Love letter to preservation and architecture in time for Valentine’s Day
In 1965, two eminent architectural historians, David Gebhard of UC Santa Barbara and Robert Winter of Occidental College, produced the local region’s first guide to significant architecture, “An Architectural Guidebook to Los Angeles.”
It was “the 1960s,” and the Los Angeles Cultural Heritage ordinance was only three years old. People were just beginning to talk about how to protect important buildings of past eras. Development was in full swing as the population of postwar Los Angeles continued to grow. The book, designed to fit in the glove compartment of your car, was published by the Los Angeles County Museum of Art. (If you have one, it is a collector’s item now and very rare). The book divided Southern California into 14 areas, then into smaller geographic districts. It was, if you will, one of the first self-guided architectural tours available for the car culture.
“It is the intention of the authors,” said its preface, “to give a broad cross-section of the variety of architecture to be found in Los Angeles and throughout Southern California. Our main interest is in those buildings that critics and architects have considered to be significant. But we have also tried to indicate the representative and the scandalous, as well as the beautiful.”
“Gebhard and Winter,” as the tome is known to many, quickly became a revered reference for architectural historians and preservationists.
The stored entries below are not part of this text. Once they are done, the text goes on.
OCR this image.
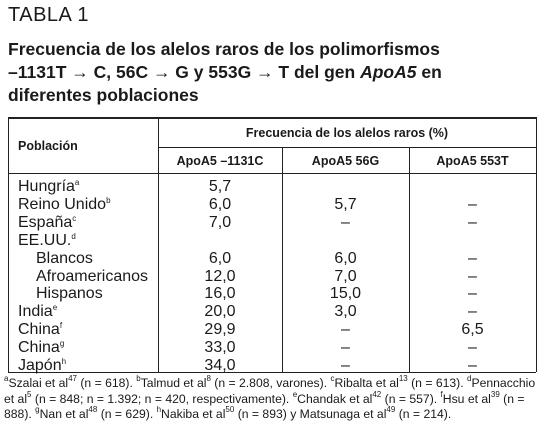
TABLA 1
Frecuencia de los alelos raros de los polimorfismos
–1131T → C, 56C → G y 553G → T del gen ApoA5 en
diferentes poblaciones
Población
Frecuencia de los alelos raros (%)
ApoA5 –1131C	ApoA5 56G	ApoA5 553T
Hungría$^a$	5,7
Reino Unido$^b$	6,0	5,7	–
España$^c$	7,0	–	–
EE.UU.$^d$
Blancos	6,0	6,0	–
Afroamericanos	12,0	7,0	–
Hispanos	16,0	15,0	–
India$^e$	20,0	3,0	–
China$^f$	29,9	–	6,5
China$^g$	33,0	–	–
Japón$^h$	34,0	–	–
$^a$Szalai et $al^{47}$ (n = 618). $^b$Talmud et $al^8$ (n = 2.808, varones). $^c$Ribalta et $al^{13}$ (n = 613). $^d$Pennacchio et $al^5$ (n = 848; n = 1.392; n = 420, respectivamente). $^e$Chandak et $al^{42}$ (n = 557). $^f$Hsu et $al^{39}$ (n = 888). $^g$Nan et $al^{48}$ (n = 629). $^h$Nakiba et $al^{50}$ (n = 893) y Matsunaga et $al^{49}$ (n = 214).
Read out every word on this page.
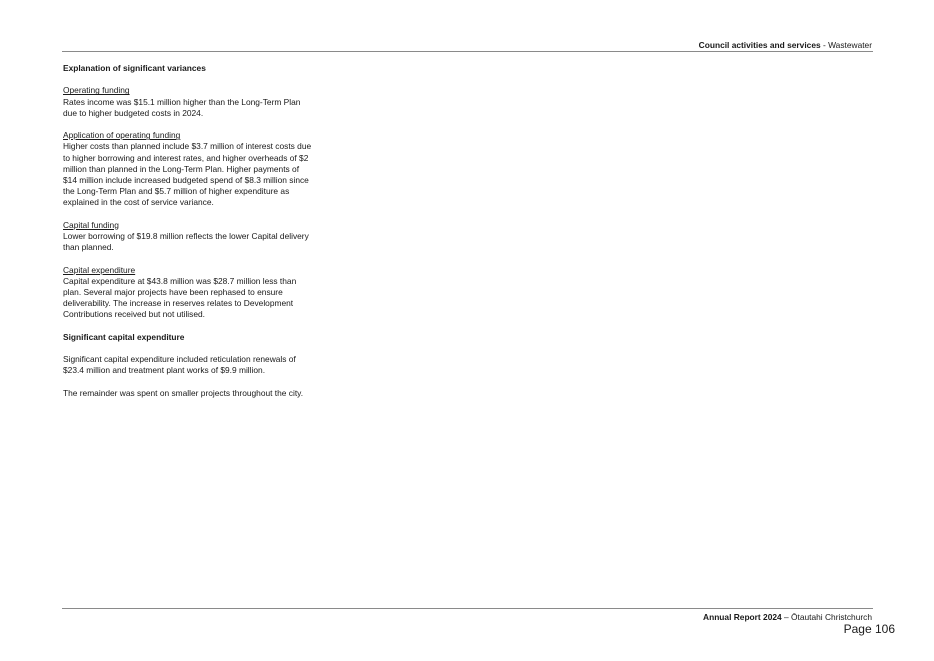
Council activities and services - Wastewater

Explanation of significant variances

Operating funding

Rates income was $15.1 million higher than the Long-Term Plan due to higher budgeted costs in 2024.

Application of operating funding

Higher costs than planned include $3.7 million of interest costs due to higher borrowing and interest rates, and higher overheads of $2 million than planned in the Long-Term Plan. Higher payments of $14 million include increased budgeted spend of $8.3 million since the Long-Term Plan and $5.7 million of higher expenditure as explained in the cost of service variance.

Capital funding

Lower borrowing of $19.8 million reflects the lower Capital delivery than planned.

Capital expenditure

Capital expenditure at $43.8 million was $28.7 million less than plan. Several major projects have been rephased to ensure deliverability. The increase in reserves relates to Development Contributions received but not utilised.

Significant capital expenditure

Significant capital expenditure included reticulation renewals of $23.4 million and treatment plant works of $9.9 million.

The remainder was spent on smaller projects throughout the city.

Annual Report 2024 – Ōtautahi Christchurch
Page 106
Dubbed “the Bible” for many years, a citation in the book was one benchmark establishing a building’s significance in the absence of formal architectural inventories and studies (methods of identification that did not come to prominence until a decade later). Winter disavowed the notion, saying, “It’s by two guys; it’s their personal opinions; that’s all.” But it wasn’t all, because of course, Professor Winter is one of the foremost experts on the built environment who we have, and at 94 he still knows how to tell the story better than anyone. Every lecture he gave was witty and memorable, and his pithy comments as a commissioner of both the Pasadena and Los Angeles cultural heritage commissions are unforgettable.
The publication has seen six editions (1965, 1977, 1985, 1994, 2003 and 2018) in more than 50 years. Gebhard died in 1996; Winter continued to update and edit. For the 2018 edition, he chose as his collaborator one of his former students at Occidental College and an author in his own right, Robert Inman. In this latest edition, there are more than 450 new entries for structures built before 2003 and 200 new entries for structures built after 2003, for a total of more than 2,300 sites.
Winter’s work comprises a love letter to Los Angeles, perhaps one of the longest running Valentines ever. Share the new guide with your loved ones. Happy Valentines Day, Bob (and Bob)! Your gift to us is enormous, and we thank you.